A private limited company is recommended for any business that is considering FDI or Employee Stock Options or Equity funding or Venture Capital funding.
Tax compliances are similar for both private limited company and LLP. However, when it comes to compliance relating to the Ministry of Corporate Affairs, LLP enjoys significant advantages. A LLP does not have to have its accounts audited if the annual turnover of the LLP is less than Rs.40 lakhs and the capital contribution is less than Rs.25 lakhs. A LLP would however have to file LLP Form 8 and LLP Form 11.
A private limited company on the other hand would have to file annual return audited financial statements with the Ministry of Corporate Affairs each year.
Fines and Penalties
The penalty for non-compliance or late filing of documents with the Ministry of Corporate Affairs are most of the times higher for a LLP as a flat fee of Rs.100 per day is levied when the non-compliance continues with no cap on the liability. Therefore, LLPs could incur larger penalty or fines from MCA due to non-compliance. Therefore, it is important for the promoters of a LLP to be aware of the due dates and file the required documents with the registrar on time.
Know more about penalty for not filing company annual return.
Private limited companies have been in existence for longer than LLPs and enjoys widespread recognition in India and the world.

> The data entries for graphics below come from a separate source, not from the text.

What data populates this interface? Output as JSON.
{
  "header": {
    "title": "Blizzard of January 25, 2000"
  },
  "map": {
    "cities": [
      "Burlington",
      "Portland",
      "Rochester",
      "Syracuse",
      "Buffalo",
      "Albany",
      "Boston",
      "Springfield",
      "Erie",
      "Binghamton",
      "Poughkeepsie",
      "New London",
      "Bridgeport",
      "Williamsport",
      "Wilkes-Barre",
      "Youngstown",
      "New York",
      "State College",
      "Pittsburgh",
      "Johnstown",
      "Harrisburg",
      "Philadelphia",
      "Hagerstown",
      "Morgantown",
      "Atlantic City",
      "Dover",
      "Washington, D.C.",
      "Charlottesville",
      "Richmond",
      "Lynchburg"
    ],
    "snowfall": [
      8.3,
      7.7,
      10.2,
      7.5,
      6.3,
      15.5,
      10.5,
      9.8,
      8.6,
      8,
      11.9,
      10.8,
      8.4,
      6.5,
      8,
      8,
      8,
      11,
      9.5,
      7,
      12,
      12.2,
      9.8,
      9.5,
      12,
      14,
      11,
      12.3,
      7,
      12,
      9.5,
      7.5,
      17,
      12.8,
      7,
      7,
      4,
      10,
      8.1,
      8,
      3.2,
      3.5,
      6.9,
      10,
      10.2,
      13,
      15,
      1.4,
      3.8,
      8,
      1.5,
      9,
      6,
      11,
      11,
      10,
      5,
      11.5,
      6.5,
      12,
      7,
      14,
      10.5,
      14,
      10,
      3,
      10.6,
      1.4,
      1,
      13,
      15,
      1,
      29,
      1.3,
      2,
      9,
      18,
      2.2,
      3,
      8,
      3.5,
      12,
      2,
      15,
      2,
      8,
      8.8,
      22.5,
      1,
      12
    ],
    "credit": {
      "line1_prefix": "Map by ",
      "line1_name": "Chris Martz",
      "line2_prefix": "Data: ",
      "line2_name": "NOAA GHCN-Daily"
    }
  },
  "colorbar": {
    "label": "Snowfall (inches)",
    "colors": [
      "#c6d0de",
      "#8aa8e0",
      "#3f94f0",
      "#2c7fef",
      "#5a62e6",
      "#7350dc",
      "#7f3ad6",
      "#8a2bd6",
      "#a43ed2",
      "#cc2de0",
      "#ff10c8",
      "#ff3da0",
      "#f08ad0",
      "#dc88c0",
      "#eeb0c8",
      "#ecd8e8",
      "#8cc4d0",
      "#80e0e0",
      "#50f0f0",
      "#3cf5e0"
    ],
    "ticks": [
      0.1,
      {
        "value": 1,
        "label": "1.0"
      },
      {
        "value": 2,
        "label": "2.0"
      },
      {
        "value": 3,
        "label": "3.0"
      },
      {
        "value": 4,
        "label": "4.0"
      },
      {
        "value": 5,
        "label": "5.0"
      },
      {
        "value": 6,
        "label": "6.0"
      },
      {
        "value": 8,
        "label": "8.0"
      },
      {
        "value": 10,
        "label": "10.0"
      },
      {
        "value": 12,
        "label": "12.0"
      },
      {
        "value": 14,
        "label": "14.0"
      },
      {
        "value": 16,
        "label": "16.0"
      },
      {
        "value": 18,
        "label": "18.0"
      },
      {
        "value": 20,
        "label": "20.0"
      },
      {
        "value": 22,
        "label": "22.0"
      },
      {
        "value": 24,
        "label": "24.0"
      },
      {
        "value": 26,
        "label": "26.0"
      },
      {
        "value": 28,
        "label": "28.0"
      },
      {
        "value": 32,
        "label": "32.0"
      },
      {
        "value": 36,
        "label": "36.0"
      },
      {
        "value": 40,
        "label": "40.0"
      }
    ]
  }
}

Therefore, there are well established processes and procedures for Private Limited Companies. LLPs on the other hand is a recently introduced entity in India. Therefore, some of the rules, regulations and procedures are continuing to evolve. LLPs are also not as recognized in India as a private limited company, since it is a relatively new concept.
Private limited company offers its promoters a better image or standing than that of a LLP. Private limited company also enjoys better access to funding from banks and foreign direct investment.